WASHINGTON (TND) — The federal government may never know how much of the $5 trillion in pandemic aid got into the wrong hands but officials now have twice as much time to get some of it back.
Earlier this month, President Joe Biden signed bipartisan legislation doubling the statute of limitations for prosecuting Paycheck Protection Program and pandemic-related Economic Injury Disaster Loan fraud from five years to 10.
“My message to those cheats out there is this: You can’t hide. We’re going to find you," Biden said before signing the pair of bills.
So far, more than $1 billion in fraudulently obtained pandemic aid funds has been recovered, according to Pandemic Response Accountability Committee Chair Michael Horowitz.
“It’s just the tip of the iceberg. We expect tens of billions of dollars in fraud. As I’ve said before, it wouldn’t surprise me if the number exceeds $100 billion," Horowitz said.
Horowitz said the extended statutes of limitations mean fraudsters should no longer think they're "off the hook."

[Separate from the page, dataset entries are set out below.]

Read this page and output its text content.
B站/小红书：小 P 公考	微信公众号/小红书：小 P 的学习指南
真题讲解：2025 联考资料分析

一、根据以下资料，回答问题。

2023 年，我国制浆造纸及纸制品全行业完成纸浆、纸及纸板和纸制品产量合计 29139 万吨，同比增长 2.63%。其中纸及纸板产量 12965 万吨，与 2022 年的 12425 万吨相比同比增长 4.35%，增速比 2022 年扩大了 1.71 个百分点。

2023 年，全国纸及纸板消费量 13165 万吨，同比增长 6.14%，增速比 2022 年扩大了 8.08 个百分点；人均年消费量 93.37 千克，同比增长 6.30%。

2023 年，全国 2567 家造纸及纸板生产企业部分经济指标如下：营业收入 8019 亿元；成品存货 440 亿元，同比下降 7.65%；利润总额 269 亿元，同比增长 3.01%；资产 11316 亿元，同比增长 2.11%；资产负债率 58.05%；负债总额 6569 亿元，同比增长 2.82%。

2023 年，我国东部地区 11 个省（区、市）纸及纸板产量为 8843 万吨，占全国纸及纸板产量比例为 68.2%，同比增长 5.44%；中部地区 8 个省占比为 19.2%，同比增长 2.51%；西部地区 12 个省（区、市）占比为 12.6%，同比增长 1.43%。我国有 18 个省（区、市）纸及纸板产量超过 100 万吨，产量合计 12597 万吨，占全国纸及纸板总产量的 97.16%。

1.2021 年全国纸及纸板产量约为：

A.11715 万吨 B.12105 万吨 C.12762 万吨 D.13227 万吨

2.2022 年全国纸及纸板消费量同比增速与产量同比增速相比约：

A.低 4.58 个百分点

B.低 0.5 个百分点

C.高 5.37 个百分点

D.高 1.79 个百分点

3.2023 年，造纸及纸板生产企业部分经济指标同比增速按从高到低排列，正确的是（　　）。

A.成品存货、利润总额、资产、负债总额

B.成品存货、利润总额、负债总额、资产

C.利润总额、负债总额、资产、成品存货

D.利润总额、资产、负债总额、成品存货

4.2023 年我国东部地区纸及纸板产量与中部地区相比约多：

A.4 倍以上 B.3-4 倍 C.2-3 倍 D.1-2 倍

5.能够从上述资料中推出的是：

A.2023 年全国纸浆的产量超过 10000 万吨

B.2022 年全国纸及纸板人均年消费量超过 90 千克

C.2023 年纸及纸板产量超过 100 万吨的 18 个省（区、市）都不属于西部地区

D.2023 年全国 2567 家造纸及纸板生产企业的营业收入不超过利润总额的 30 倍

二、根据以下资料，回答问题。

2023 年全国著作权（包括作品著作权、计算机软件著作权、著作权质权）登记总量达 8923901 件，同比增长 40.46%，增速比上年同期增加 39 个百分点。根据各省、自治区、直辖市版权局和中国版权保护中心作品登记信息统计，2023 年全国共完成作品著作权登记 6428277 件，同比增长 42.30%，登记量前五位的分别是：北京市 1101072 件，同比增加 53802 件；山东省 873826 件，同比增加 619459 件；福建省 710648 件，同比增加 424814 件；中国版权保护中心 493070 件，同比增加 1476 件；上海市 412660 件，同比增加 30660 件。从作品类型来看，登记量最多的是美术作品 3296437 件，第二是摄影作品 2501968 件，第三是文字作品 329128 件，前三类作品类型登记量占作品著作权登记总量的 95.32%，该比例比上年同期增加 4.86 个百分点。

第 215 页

“We’re going to find people who’ve committed wrongdoing, who’ve engaged in fraud and this gives us the time to do it — particularly for the more elaborate difficult schemes including the fraud that occurred through overseas individuals because we want to chase the money that went overseas. That takes a fair amount of time," Horowitz said.
Tully Rinckey, PLLC, and criminal defense attorney Ryan McCall said it appears the federal government is starting to understand the level of fraud that occurred during the pandemic.
“Since day one, there were individuals who were out there just trying to see what they could get. I think for a long time, they probably thought they were getting away scot-free," McCall said.
A common theme in reports by the PRAC and other inspectors general is that speed took precedence over accuracy when pandemic funds were distributed.
According to PRAC, 91% of all PPP funds were processed during the first four weeks of the program. About 57,000 applications were under names on the Treasury Department's 'Do Not Pay' list. The IRS sent about $3.5 billion to deceased individuals.
“The notion that there were only two choices: 'get the money out and we’ll figure it out later or we’ll take a lot of time to figure out who was entitled to money,' is a false choice," Horowitz said. "The taxpayer should have some comfort in knowing that when they spend that kind of money to try and support people in need when the pandemic hit, businesses in need, individuals in need, that that money’s going to go to the right place.”
Prosecuting fraudsters and getting the money back come with their own sets of challenges. McCall points out that the government has multiple ways to get the money back, like garnishing wages and tax returns. He said he expects the feds to "use every tool in their toolbox."
“What we do know about the government is a lot of times, it may not necessarily be happening at the speed of sound but it is going to happen," McCall said.